On the question of limitation I am compelled to differ from the opinion expressed by Mr. Justice Loch.
It appears to me that any possession not obtained by force or fraud would be bond fide possession sufficient to take the case out of the Statute.
In the present instance, the test, as it seems to me, would be the accruing of the defendant''s cause of action, if he had brought the suit, instead of the plaintiffs. Could he in the years 1863 and 1865, whilst he was in possession under the order of the Civil Court, have brought a suit for recovery of possession?
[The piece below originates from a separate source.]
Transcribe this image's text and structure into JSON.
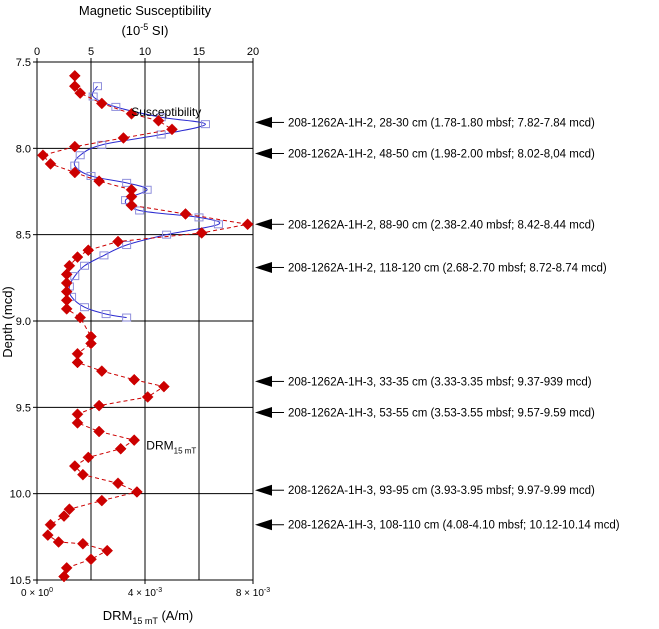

I think not; he would have been told that, so long as he retained the possession given to him by the Civil Court, he had no cause of action, and if he brought an action after subsequent dispossession, his time for suing would run from the date of that dispossession; and if so, his possession, though under a mistake of the Civil Court, would still be legally an adverse possession against the opposite party.
It is not, in this instance, the case of a wrong-doer getting possession of property not belonging to him, and then seeking to take advantage of his own wrong doing, but of an honest litigant, fighting for what he considered his rights, and being put in possession, however erroneously, by the order of a competent Court. For the rest, I concur in the judgment proposed by my learned colleague.